Após passar 4 anos trabalhando
nos seringais do Purus, Candeeiro resolveu ir para Xapuri onde ficou
estabelecido em outro seringal. Nesse local de 15 em 15 dias parava um navio
para embarcar a produção de borracha. Mas uma vez quando Candeeiro estava na
estrada de seringa, ele teve alguns utensílios seus roubados de sua barraca por
um dos tripulantes do navio, o que talvez o tenha incentivado a sair dali.
Ficou menos de um ano em Xapuri.
Foi quando ele resolveu ir para
Rio Branco, a capital do Acre. Candeeiro saiu então de Xapuri com um jamaxin na
costa onde trazia suas roupas e rede. Foi a pé pela mata, atravessando pontes
de madeira e igarapés onde a água lhe cobria até o meio da barriga. Após mais
essa jornada, Candeeiro chegou em Rio Branco onde conheceu um outro soldado da
borracha que era do Maranhão. Os dois se tornaram amigos e viram uma notícia de
um jornal local que informava que chegaria um navio, em fevereiro, com destino
à Belém do Pará.
A VOLTA PARA O NORDESTE
Candeeiro então decidiu que
chegava a hora de voltar para sua região de origem. Ele e seu colega maranhense
embarcaram no navio numa viagem de vários dias pelos rios Purus e Amazonas
chegando, enfim, na capital paraense, onde ficaram hospedados num hotel chamado
São José.
O colega seguiu rumo ao Maranhão
e convidou Candeeiro para ir com ele, mas ele agradeceu o convite e disse que
seguiria outro caminho, com destino ao Ceará.
De Belém Candeeiro pegou um trem
até Teresina e de lá embarcou num ônibus para Fortaleza. E de Fortaleza ele foi
para a cidade de Crato onde ficou por oito dias devido à falta de ônibus.
Contudo pegou um ônibus e decidiu
ir para São Paulo onde residiu por 3 anos.
Depois ele resolveu voltar para
seu estado de origem, seguindo para Pernambuco. Chegando lá, e com o tempo, ele
ficou estabelecido na Vila de São Domingos, distrito de Buíque, onde se
aposentou e ali montou uma mercearia.
Manoel Dantas Loiola faleceu na
cidade pernambucana de Arcoverde, no dia 24 de julho de 2013,aos 98 anos, de derrame.

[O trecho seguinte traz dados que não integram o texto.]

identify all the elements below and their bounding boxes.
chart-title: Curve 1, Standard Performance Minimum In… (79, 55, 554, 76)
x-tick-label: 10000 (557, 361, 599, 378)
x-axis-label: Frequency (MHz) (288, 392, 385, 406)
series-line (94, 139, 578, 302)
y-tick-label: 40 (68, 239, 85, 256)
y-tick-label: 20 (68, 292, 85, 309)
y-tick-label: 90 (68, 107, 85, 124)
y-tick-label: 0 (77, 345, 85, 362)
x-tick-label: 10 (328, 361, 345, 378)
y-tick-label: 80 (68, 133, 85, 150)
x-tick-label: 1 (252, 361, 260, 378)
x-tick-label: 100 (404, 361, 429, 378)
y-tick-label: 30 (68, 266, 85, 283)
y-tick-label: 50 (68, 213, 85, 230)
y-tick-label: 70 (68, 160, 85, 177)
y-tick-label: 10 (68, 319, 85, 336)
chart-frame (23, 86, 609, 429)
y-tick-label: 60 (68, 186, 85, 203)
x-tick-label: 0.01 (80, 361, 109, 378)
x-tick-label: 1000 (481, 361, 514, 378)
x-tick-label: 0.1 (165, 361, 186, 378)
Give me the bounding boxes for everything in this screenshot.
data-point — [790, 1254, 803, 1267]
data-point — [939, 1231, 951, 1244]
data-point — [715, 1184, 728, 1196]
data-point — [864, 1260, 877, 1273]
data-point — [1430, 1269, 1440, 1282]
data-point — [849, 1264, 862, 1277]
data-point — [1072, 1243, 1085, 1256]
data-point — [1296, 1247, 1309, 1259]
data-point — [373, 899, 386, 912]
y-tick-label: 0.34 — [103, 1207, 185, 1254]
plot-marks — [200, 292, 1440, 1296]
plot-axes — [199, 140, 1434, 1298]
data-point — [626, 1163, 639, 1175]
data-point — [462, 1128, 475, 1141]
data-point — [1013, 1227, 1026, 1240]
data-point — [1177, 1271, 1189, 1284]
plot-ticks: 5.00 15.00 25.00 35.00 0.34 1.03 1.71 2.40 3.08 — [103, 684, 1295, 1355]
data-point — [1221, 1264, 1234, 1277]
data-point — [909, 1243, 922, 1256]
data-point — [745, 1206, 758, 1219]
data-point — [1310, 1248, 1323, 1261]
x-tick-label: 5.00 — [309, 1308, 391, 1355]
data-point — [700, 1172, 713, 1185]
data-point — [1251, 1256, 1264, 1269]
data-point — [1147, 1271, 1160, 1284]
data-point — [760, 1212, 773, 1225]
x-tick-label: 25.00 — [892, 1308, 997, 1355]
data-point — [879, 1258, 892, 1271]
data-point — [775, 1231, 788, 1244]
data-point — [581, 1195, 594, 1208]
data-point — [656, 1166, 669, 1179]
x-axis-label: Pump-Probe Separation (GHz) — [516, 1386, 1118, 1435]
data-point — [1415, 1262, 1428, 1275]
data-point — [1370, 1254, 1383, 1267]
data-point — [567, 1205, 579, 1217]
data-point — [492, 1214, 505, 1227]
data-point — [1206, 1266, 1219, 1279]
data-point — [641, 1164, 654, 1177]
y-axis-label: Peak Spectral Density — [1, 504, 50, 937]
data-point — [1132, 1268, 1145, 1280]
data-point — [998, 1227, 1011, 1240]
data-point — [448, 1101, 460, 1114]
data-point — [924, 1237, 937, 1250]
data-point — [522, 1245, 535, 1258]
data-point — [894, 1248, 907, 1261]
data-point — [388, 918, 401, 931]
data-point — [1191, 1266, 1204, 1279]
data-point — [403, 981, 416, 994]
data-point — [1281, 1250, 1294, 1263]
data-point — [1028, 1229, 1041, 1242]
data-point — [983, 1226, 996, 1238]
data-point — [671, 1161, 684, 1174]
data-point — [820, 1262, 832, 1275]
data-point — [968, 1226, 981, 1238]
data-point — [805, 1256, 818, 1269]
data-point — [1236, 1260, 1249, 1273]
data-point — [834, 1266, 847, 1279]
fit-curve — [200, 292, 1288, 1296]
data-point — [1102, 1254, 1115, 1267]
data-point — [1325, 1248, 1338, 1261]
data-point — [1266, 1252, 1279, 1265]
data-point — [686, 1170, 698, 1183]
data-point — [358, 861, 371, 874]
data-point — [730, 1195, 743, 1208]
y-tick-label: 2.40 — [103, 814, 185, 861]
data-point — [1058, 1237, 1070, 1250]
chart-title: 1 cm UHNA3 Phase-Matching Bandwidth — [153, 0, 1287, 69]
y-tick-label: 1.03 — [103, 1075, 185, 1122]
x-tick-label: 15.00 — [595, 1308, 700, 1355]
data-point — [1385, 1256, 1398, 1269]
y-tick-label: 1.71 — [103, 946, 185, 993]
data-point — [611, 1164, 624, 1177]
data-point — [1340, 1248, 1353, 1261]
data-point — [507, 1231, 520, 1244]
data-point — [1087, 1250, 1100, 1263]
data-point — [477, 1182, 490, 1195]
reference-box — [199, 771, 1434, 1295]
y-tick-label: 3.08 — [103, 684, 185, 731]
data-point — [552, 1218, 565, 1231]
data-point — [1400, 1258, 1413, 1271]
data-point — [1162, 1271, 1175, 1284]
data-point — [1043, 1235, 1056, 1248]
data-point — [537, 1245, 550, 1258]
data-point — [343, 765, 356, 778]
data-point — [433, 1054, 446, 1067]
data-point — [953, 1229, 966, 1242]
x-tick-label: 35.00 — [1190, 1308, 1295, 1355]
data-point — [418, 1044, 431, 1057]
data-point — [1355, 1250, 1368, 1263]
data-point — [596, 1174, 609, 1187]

Era o último membro do grupo de Lampião ainda vivo.
CONCLUSÃO
Ex-cangaceiro e ex-soldado da
borracha, Candeeiro na época viajou por várias partes do Brasil, e sempre era
procurado por pesquisadores da história do cangaço para dar informações
importantes daquele período violento dos sertões nordestino.
Indagado por muitos o que foi
para ele a época em que esteve no cangaço, ele dizia:-"foi uma história de
sofrimento ".
O texto não tem a finalidade de
exaltar ou condenar o personagem retratado em questão durante seu período no
cangaço (cada qual tire sua própria conclusão), mas de mostrar sua trajetória
em dois fatos históricos do Brasil, precisamente do Norte e Nordeste do país,
em que ele participou.
FONTE: livro "Apagando o Lampião”,
de Frederico Pernambucano de Mello; Depoimento dado por Manoel Dantas Loiola (o
“Candeeiro") ao pesquisador Aderbal Nogueira.